KUWAITI KALEIDESCOPE: May Day 2008, Elections, and other Insights
By Kevin Anthony Stoda, notes from Kuwait
As dockworkers in both the USA and in Iraq struck for a few hours on May1 against the ongoing Iraq War, Kuwaiti witnessed May Day demonstrations, too. However, these strikes for workers' rights in Kuwait were carried out by foreign laborers in a land that has been rife in non-payments to thousands of laborers-i.e. laborers who keep the city clean, help run families of wealthy Kuwaitis, and keep their businesses running every day.
The May 2, 2008 FRIDAY TIMES front page story and headline focused on the unfair treatment and lack of pay for hundreds of Bangladeshi cleaners, who have not been paid for many months. Meanwhile, their contractor and the Kuwait government ministries have allowed hundreds of these laborers to find that their expired visas and Civil I.Ds have been expired since 2008. This situation puts them all in jeopardy of arrest. Nonetheless, these laborers chose May Day to once again protest publicly.
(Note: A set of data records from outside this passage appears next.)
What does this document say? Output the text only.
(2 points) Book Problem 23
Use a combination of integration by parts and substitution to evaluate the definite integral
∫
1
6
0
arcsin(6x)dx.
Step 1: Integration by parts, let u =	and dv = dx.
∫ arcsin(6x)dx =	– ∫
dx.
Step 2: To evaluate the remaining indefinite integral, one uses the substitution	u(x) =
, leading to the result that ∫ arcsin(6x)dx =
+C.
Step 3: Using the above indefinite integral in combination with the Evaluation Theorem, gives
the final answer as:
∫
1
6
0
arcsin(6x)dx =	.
These (mostly female) cleaners had protested earlier in the week, too, in front of the Ministry of Education, and that ministry had paid their firm immediately the back-pay through March 2008.
Having still not received that pay from their contractors, these Bangladeshi protesters on May 1 once again peacefully protested and held a sit in at the entrance to the Kuwait Society of Human Rights (KSHR).
Journalist Naware Fattahova notes, "Laborers in Kuwait, however, have limited rights and often face difficulty in ensuring their salaries are paid on time and their residencies kept current."
She adds, "The Bangledeshi workers, for instance, work from 4:30am to 2:00pm, and they receive KD 19 [appx. US$73] per month. A few work from 4:30am up to midnight, and receive KD 30 [appx. US$110] per month, earning about 700 fils [about $2.35] per day."